Risiken der Nutzung von Open Source Software zu kommerziellen Zwecken
Das Rad muss nicht immer neu erfunden werden. Die meisten Softwareentwickler nutzen bei der Programmierung eigener Lösungen Open Source Software (OSS). Dabei handelt es sich um zumeist kostenlose Software, deren Quelltext öffentlich und von Dritten eingesehen, geändert und genutzt werden kann. Eine der größten Datenbanken für die vielfach auch als „freie Software“ bezeichneten Codes ist GitHub (GitHub Inc., San Francisco, USA), ein netzbasierter Dienst zur Versionsverwaltung für Software-Entwicklungsprojekte. Die Nutzung von OSS ist allerdings nicht völlig frei, sondern steht in der Regel unter Open-Source-Lizenzen, so beispielsweise der GNU General Public License v2.0 (GPL2). Deren Lizenzbedingungen nicht zu beachten, birgt sowohl für Softwareentwickler als auch für deren Kunden erhebliche Risiken.
Open-Source-Lizenzbedingungen sind zu beachten
Was bei der Nutzung von OSS erlaubt ist, kann in jedem Einzelfall nur den jeweiligen Lizenzbedingungen entnommen werden. Hier sind durchaus gravierende Unterschiede zu beachten. So ist manche OSS lediglich für den privaten Gebrauch frei verwendbar. Die kommerzielle Nutzung ist hingegen lizenzgebührenpflichtig. Bereits der Download von OSS führt im B2B nach deutschem Recht in der Regel zur Akzeptanz der Lizenzbedingungen nach § 305 BGB.
Beispiel GNU General Public License v2.0 (GPL2)

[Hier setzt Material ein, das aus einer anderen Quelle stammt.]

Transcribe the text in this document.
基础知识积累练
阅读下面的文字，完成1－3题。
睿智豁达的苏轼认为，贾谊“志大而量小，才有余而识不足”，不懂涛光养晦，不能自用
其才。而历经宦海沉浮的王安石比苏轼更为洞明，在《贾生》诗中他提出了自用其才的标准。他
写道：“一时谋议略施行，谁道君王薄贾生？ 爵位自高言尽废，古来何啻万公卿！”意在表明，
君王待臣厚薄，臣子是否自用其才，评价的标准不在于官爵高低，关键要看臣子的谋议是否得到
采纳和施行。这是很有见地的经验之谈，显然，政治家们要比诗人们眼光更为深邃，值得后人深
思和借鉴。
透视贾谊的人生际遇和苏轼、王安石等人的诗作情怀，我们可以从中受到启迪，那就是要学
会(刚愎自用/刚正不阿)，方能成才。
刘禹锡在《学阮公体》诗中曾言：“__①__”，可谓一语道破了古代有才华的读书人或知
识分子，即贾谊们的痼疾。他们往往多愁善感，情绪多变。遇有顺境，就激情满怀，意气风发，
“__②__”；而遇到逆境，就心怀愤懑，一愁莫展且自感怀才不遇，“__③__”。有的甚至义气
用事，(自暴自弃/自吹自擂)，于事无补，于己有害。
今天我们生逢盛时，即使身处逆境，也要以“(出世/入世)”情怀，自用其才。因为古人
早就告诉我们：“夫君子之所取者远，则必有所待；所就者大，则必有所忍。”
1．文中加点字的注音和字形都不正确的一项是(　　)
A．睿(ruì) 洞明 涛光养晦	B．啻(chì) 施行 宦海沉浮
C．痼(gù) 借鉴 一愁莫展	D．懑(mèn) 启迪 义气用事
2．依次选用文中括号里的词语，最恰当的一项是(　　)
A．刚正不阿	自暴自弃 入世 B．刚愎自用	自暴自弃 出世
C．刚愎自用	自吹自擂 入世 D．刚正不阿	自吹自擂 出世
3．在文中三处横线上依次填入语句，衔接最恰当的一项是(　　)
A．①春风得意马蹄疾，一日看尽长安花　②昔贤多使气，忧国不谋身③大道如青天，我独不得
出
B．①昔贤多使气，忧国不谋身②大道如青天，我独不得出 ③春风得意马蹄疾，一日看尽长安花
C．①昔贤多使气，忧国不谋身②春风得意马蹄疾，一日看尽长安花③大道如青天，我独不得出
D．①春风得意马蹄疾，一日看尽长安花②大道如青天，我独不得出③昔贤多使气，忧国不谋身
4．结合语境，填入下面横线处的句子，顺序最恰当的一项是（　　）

Eine der gebräuchlichsten Open-Source-Lizenzen, unter welche Programmierer ihre entwickelte Software stellen, ist die die GNU General Public License v2.0 (GPL2). Mit ihr wird den Nutzern ein einfaches Nutzungsrecht (§ 31 Abs. 2 UrhG) eingeräumt. Erlaubt ist danach
- das Kopieren und Verbreiten des Source Codes, § 1 GPL2,
- die Bearbeitung des Source Codes und dessen Kopieren und Weiterverbreitung (ggf. Miturheberschaft, § 8 UrhG), § 2 GPL2 sowie
- das Kopieren und Verbreiten des Objektcodes, § 3 GPL2
Zu beachten ist dabei, dass die Nutzung unter der auflösenden Bedingung der Einhaltung der GPL-Verpflichtungen steht (§ 4 GPL2). Das bedeutet, dass ihre Nutzung unzulässig und damit unwirksam ist, wenn die Lizenzbedingungen nicht eingehalten werden.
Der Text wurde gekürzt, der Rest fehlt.